Por Ariatna Gámez Soto
La luz es fría y titilante. En la esquina izquierda del elevador podemos encontrar a Fernanda, de espaldas al chico con quien había acordado verse horas antes. Fernanda parecía conocer muy bien aquel edificio que sobrevivía al paso del tiempo y se alzaba como una muralla arrogante en pleno centro de la ciudad.
Seguimos los pasos de Fernanda y la vemos observar el mapa colocado al lado del elevador. Fernanda aprieta el botón y espera los 5 cinco segundos que le toma a la puerta destrabarse. El ruido de las bocinas reventadas hace que nos olvidemos de la chica por unos segundos.
Fernanda llega al piso de la cafetería, entra y busca la mesa más cercana a la entrada. Cada que ve a algún chico entrar, observa con detenimiento su rostro esperando encontrar a aquel cuyo nombre aún desconocemos. Fernanda saca el celular de su bolso, abre la galería y pone atención a las fotografías del chico. Se acomoda en la silla con una expresión cansada que a la vez busca hacerse notar. De pronto un chico se sienta en la mesa y dice:
—Hola. ¿Tú eres Fernanda?
Nos damos cuenta de que no puede ocultar su asco y vergüenza. Para quien no lo sepa, Fernanda tiene pogonofobia. El chico que acaba de sentarse frente a ella es aquel al que esperaba y el que en su perfil de la conocida app de citas mostraba un rostro depilado. Ahora se muestra con una enorme barba que cubre la mitad su cuello.

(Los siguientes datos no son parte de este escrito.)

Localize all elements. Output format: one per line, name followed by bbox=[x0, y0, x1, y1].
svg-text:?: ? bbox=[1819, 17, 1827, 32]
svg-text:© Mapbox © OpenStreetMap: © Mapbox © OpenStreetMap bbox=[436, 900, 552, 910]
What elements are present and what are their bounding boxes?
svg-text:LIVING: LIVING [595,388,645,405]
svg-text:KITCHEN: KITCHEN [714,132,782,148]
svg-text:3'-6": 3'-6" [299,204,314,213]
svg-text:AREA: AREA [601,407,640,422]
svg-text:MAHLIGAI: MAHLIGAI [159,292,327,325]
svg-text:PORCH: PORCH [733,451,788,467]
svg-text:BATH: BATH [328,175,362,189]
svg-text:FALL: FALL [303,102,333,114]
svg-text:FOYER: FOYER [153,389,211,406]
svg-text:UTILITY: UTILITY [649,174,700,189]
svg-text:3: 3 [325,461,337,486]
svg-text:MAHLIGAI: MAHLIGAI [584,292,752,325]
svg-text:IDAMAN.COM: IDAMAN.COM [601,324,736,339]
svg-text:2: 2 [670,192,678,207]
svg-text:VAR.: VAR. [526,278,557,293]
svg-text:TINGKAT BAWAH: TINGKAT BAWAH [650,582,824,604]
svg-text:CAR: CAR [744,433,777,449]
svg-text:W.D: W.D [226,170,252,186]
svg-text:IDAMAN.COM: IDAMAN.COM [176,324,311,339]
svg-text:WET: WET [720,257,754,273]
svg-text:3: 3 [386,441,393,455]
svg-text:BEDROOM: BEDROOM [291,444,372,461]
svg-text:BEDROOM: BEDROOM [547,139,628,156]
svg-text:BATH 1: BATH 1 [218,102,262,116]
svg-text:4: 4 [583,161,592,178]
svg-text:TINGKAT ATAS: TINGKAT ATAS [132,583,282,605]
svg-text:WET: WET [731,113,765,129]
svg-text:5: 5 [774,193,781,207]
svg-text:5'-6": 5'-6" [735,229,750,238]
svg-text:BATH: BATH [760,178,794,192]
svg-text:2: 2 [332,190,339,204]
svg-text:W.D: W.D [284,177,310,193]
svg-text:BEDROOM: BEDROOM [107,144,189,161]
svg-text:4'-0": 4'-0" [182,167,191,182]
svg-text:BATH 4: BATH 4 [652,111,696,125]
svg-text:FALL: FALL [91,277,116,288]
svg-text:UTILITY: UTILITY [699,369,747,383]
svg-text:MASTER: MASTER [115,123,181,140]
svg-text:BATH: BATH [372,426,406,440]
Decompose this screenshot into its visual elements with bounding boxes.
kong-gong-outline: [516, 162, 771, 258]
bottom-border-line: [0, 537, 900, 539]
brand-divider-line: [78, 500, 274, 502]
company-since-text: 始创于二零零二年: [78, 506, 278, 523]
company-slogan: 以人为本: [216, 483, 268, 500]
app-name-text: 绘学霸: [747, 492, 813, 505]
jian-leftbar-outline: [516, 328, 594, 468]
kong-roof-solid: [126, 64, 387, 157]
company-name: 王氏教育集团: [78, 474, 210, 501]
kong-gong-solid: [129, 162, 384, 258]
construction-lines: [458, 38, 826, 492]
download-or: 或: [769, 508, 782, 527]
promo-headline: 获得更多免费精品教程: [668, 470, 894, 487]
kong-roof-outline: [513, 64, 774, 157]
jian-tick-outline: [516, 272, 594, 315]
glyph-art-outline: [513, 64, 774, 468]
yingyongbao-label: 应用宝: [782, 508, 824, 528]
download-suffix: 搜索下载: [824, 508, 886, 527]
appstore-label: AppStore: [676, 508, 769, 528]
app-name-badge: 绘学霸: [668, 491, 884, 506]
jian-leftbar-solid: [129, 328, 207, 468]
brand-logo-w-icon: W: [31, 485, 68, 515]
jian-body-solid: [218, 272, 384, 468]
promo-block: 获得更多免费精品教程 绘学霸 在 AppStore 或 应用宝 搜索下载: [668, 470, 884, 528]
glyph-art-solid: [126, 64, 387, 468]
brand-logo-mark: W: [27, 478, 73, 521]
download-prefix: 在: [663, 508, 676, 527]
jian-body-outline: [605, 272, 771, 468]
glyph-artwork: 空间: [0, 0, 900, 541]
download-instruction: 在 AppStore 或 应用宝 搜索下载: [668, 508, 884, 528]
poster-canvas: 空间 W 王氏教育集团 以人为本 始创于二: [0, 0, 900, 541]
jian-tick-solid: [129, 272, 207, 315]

Fernanda se levanta, toma sus cosas y corre hacia el elevador. El chico la sigue y ambos quedan dentro. El viejo elevador es un lugar pequeño, con las paredes de un plateado que se muestra sin brillo y las luces a punto de fundirse, con los botones desgastados donde el número 10 apenas y podía verse. Fernanda presiona el botón que ordena al elevador llevarla a la planta baja y se apresura para colocarse de espaldas al chico. El elevador tiembla, las luces se apagan y la música se calla, el elevador se detiene. Ahora observamos a Fernanda atrapada en las penumbras con el chico y todo se siente como un infinito insensible que se apodera del pasar del tiempo. El chico se decide a hablar:
—Soy yo, Carlos. Tal vez no me reconoces porque me he dejado crecer la barba y olvidé decirlo.
Fernanda permanece muda. Carlos continúa hablando:
—Entiendo si estás enojada porque he mentido, pero solamente es un pequeño detalle que no afecta en nada el hecho de que tengamos una conversación o no. Estamos aquí atrapados y no nos conviene mantenernos así durante el rato que lo estemos. Si estás enojada podrías decírmelo o perdonarme, ya te pedí disculpas y parece que solo buscas ignorarme dándome la espalda.
Fernanda responde:
—Las barbas no me gustan. El elevador siempre falla, lo sé porque aquí se encuentra mi cafetería favorita. Pronto va a funcionar y no vamos a tener que vernos.
—Bueno, pero ese no es motivo suficiente para ignorarme y salir huyendo como tú lo hiciste, así, sin siquiera saludarme o tomarte el tiempo para inventar una excusa y no hacerme sentir tan mal. Sí, mentí un poco, pero ya te pedí que me perdones.
Las luces del elevador se encienden y volvemos a observar a las dos personas, aún atrapadas. El elevador no parece tener intenciones de continuar el recorrido.
—¿Podrías mirarme, dejar de darme la espalda? —dice Carlos en un tono que no sabemos si es suplicante o exigente.
Fernanda continúa inmóvil observando el fondo sarcástico que las paredes del cubo metálico le presentan. Observamos que luce pensativa y creemos que va a darse la vuelta para enfrentar a Carlos. A final de cuentas, uno vence sus fobias enfrentándolas. Resulta que Fernanda no solo se da la vuelta, también intenta besarlo apretando los ojos para no ver la barba.
Lo que observamos como una posible imagen bella de dos personas besándose en el elevador acaba por convertirse en una chica vomitando sobre el hombro del chico, un vómito largo donde las arcadas se sincronizan con el parpadear de las luces.
El elevador avanza, llega al primer piso y tarda cinco segundos en destrabarse para abrir sus puertas. Fernanda sale corriendo.